GDP not quite the blockbuster
This morning we got the advanced Q4 GDP estimate, which saw the growth rate for Gross Domestic Product come in weaker than consensus estimates, a surprise to no one who regularly reads our work. Yesterday, the Atlanta Fed’s GDPNow model forecast was for 3.4% in Q4 while the Wall Street Journal survey of economists pinned the number at 2.9%. The reality was 2.6% is a solid number, but a decline from the 3.2% in Q3 and 3.1% in Q2. Overall 2017 saw the strongest growth rate since 2014, when GDP rose 2.7%.
Looking into the details here is what I found:
- The biggest driver of growth was consumption, adding 2.6% to GDP, versus adding 1.5% in Q3. Durable goods demand was quite strong, but some of that is a result of the string of brutal natural disasters which damaged/destroyed homes and autos. We also saw stronger spending on clothes and restaurants.
- Investment added just 0.6% to GDP versus 1.2% in Q3. The rate of fixed investment growth nearly tripled from Q3 but inventory dropped from adding 0.8% in Q3 to subtracting -0.7% in Q4.
- Trade was the big whopper here, removing 1.1% from GDP versus adding 0.4% in Q3. The export of goods was strong, rising to 1% in Q4 from 0.2% in Q3, but Imports detracted 2% from GDP, despite those stronger exports. The goods trade deficit made a new high, the largest since Q3 2008.

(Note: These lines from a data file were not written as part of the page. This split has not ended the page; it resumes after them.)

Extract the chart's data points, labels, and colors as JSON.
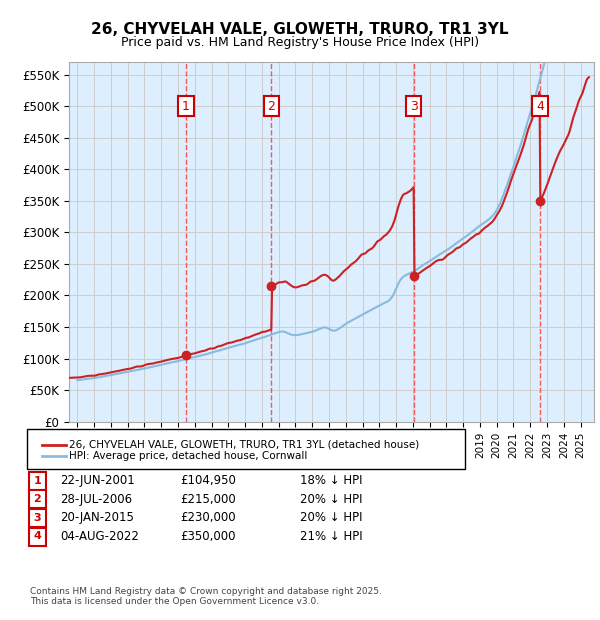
{
  "title": "26, CHYVELAH VALE, GLOWETH, TRURO, TR1 3YL",
  "subtitle": "Price paid vs. HM Land Registry's House Price Index (HPI)",
  "ylabel_ticks": [
    "£0",
    "£50K",
    "£100K",
    "£150K",
    "£200K",
    "£250K",
    "£300K",
    "£350K",
    "£400K",
    "£450K",
    "£500K",
    "£550K"
  ],
  "ytick_values": [
    0,
    50000,
    100000,
    150000,
    200000,
    250000,
    300000,
    350000,
    400000,
    450000,
    500000,
    550000
  ],
  "ylim": [
    0,
    570000
  ],
  "xlim_start": 1994.5,
  "xlim_end": 2025.8,
  "sale_dates": [
    2001.47,
    2006.57,
    2015.05,
    2022.59
  ],
  "sale_prices": [
    104950,
    215000,
    230000,
    350000
  ],
  "sale_labels": [
    "1",
    "2",
    "3",
    "4"
  ],
  "vline_color": "#ff4444",
  "vline_style": "--",
  "sale_box_color": "#cc0000",
  "legend_line1": "26, CHYVELAH VALE, GLOWETH, TRURO, TR1 3YL (detached house)",
  "legend_line2": "HPI: Average price, detached house, Cornwall",
  "legend_line1_color": "#cc2222",
  "legend_line2_color": "#88bbdd",
  "table_rows": [
    {
      "num": "1",
      "date": "22-JUN-2001",
      "price": "£104,950",
      "hpi": "18% ↓ HPI"
    },
    {
      "num": "2",
      "date": "28-JUL-2006",
      "price": "£215,000",
      "hpi": "20% ↓ HPI"
    },
    {
      "num": "3",
      "date": "20-JAN-2015",
      "price": "£230,000",
      "hpi": "20% ↓ HPI"
    },
    {
      "num": "4",
      "date": "04-AUG-2022",
      "price": "£350,000",
      "hpi": "21% ↓ HPI"
    }
  ],
  "footer": "Contains HM Land Registry data © Crown copyright and database right 2025.\nThis data is licensed under the Open Government Licence v3.0.",
  "bg_color": "#ddeeff",
  "plot_bg": "#ffffff",
  "grid_color": "#cccccc"
}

- Finally, government spending added 0.5% to GDP versus just 0.1% in Q3. The growth was at both the state/local and the federal level.

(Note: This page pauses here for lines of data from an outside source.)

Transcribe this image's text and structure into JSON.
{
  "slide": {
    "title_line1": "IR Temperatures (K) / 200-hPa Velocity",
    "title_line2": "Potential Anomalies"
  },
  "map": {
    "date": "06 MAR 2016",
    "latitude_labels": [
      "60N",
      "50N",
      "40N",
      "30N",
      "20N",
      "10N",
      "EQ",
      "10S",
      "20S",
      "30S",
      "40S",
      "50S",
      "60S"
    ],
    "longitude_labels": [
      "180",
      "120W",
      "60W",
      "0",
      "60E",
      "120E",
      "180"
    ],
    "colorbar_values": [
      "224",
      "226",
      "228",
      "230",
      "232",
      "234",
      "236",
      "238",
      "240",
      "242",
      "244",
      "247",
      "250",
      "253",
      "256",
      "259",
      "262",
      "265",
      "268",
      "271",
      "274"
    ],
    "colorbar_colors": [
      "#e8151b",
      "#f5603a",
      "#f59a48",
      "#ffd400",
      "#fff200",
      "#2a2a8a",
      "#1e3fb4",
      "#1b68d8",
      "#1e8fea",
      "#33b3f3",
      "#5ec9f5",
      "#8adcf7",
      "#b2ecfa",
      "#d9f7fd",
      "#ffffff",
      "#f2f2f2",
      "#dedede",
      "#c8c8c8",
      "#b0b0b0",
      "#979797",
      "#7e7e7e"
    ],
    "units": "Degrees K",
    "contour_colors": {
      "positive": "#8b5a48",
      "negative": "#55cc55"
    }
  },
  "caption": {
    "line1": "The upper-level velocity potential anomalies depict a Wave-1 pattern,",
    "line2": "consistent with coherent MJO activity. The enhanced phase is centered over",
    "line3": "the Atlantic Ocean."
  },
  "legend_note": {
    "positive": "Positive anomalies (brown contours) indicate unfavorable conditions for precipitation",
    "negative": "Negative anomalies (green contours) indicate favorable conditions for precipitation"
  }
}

The bottom line is that growth in the fourth quarter was utterly consumer-dependent and the average consumer is financially stressed. The year over year growth in real earnings for roughly 80% of the population has been less than 1% over the past year, the personal savings rate has dropped to a decade low of 2.9%, and credit card debt has again reached record highs. Without material gains in wages, the current rate of spending growth cannot be maintained.